Merkel adviser says no alternative to increase in Irish corporate tax rate

Tue, Nov 23, 2010, 00:00

GERMANY:IRELAND HAS no alternative but to increase its corporate tax rate, according to German economist Peter Bofinger, one of Chancellor Angela Merkel’s economic “wise men” advisers.

As Berlin digested Dublin’s rescue application yesterday, German officials made it clear that Ireland’s 12.5 per cent tax rate is still very much up for discussion.

Minister for Finance Brian Lenihan told RTÉ Radio that, as far as Ireland was concerned, the issue was “off the table”.

“You can’t ask for solidarity on the one hand and on the other side not behave fairly on the [corporate] tax issue,” said Prof Bofinger, suggesting that Ireland was offering “four-star hotel rooms for a two-star rate”.

“It’s understandable from a position of national interest, but it’s not fair behaviour. States need more income and now would be a good opportunity to raise taxes.”

Prof Bofinger, an economist and professor at the University of Würzburg, suggested that Ireland might be convinced to raise the tax rate in exchange for a preferential interest rate on loans from EU partners.

Views like that chime with the mood in the corridors of power. Though Berlin officials are more discreet in their choice of words, they see the corporate tax issue as an intrinsic part of a wider discussion looming.

“Whether the [tax] issue becomes a concrete condition remains to be seen,” said one senior official, who spoke on condition of anonymity. “It’s all about improving national income and there are many ways of doing that. The loans will be subject to very tough conditions.”

Dr Merkel’s junior partner, the Free Democrats (FDP), welcomed the Irish decision to take advantage of the European rescue fund.

“It was clearly the right decision to prepare so that we wouldn’t be caught unprepared, as we were in the case of Greece,” said FDP leader Guido Westerwelle. “Now the task is that Ireland fulfils various criteria [for a rescue].”

The pro-business FDP has made no call for Ireland to increase its corporate tax rate.

Germany has a federal corporate tax of 15 per cent; German local authorities fund themselves largely through a separate commercial tax, which varies from region to region, bringing the total tax bill for German businesses well over 20 per cent.

Germany’s opposition parties agree that Ireland must be supported, but some have asked why, with the 2008 bank guarantee, the Government made a promise it could not keep.

The opposition Green Party sees Ireland’s corporate tax rate as “unsustainable for Europe” because it allows businesses to shift their taxable profits out of the countries which finance the infrastructure that makes it possible for them to do business.

“All we can ask is that Greece and Ireland act differently in the future,” said Dr Gerhard Schick, Green Party finance spokesman.

“Our problem is that we tried to solve this nationally without seeing the danger of our banks individually for Europe as a whole.
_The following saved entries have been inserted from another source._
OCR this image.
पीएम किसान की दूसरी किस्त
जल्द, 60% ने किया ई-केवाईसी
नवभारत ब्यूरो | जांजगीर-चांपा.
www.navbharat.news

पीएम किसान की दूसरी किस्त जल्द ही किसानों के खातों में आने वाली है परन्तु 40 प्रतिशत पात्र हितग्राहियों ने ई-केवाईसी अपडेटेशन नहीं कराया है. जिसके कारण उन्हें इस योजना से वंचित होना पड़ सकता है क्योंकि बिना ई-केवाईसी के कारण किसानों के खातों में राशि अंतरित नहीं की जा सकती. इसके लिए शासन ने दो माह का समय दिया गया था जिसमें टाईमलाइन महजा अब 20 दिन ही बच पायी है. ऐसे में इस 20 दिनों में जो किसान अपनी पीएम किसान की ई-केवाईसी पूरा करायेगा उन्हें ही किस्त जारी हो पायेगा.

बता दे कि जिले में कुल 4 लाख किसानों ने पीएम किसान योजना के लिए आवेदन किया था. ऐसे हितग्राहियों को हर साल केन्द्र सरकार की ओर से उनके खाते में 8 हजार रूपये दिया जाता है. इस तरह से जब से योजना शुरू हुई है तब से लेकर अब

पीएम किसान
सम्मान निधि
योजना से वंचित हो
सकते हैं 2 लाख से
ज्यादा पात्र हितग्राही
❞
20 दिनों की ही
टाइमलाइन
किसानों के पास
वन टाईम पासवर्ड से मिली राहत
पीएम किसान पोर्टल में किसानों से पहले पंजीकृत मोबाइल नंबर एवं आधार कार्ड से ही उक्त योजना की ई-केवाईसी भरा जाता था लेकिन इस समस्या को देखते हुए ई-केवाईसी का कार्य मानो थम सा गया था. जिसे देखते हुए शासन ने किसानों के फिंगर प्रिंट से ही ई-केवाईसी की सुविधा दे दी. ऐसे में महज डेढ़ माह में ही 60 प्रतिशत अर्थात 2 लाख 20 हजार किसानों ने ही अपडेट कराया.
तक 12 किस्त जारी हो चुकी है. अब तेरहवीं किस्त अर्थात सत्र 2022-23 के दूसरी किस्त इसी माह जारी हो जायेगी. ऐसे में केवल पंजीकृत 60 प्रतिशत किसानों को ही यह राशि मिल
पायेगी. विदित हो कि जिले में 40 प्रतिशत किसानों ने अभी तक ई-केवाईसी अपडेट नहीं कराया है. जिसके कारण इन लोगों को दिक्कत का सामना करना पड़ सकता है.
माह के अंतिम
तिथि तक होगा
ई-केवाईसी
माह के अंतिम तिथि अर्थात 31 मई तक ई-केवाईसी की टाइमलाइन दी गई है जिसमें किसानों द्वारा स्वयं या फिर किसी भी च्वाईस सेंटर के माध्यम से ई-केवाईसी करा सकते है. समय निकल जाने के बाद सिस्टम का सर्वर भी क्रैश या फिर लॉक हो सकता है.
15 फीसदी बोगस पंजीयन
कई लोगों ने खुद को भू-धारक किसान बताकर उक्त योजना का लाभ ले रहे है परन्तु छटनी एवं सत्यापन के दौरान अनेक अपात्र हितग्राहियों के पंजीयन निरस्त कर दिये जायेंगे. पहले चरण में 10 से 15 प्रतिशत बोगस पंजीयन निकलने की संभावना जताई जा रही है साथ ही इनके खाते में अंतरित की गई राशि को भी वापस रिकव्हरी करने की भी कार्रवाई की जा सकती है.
I expect now from Ireland active support for a European corporate tax and centralised financial regulator.”

The opposition Left Party criticised Dr Merkel for prescribing “austerity measures for taxpayers and giving care packages to bankers”.

Leading German economists are in no doubt that the corporate tax issue will be at the crux of the upcoming rescue fund negotiations.

“Otherwise, they cannot explain why they are subsidising low Irish taxes with German and French tax money,” said Prof Wim Kösters, economist at the University of Bochum.

“For that reason it’s important the Irish build up trust by getting the bank crisis under control and by building up trust in a new, transparent and tough financial regulator.”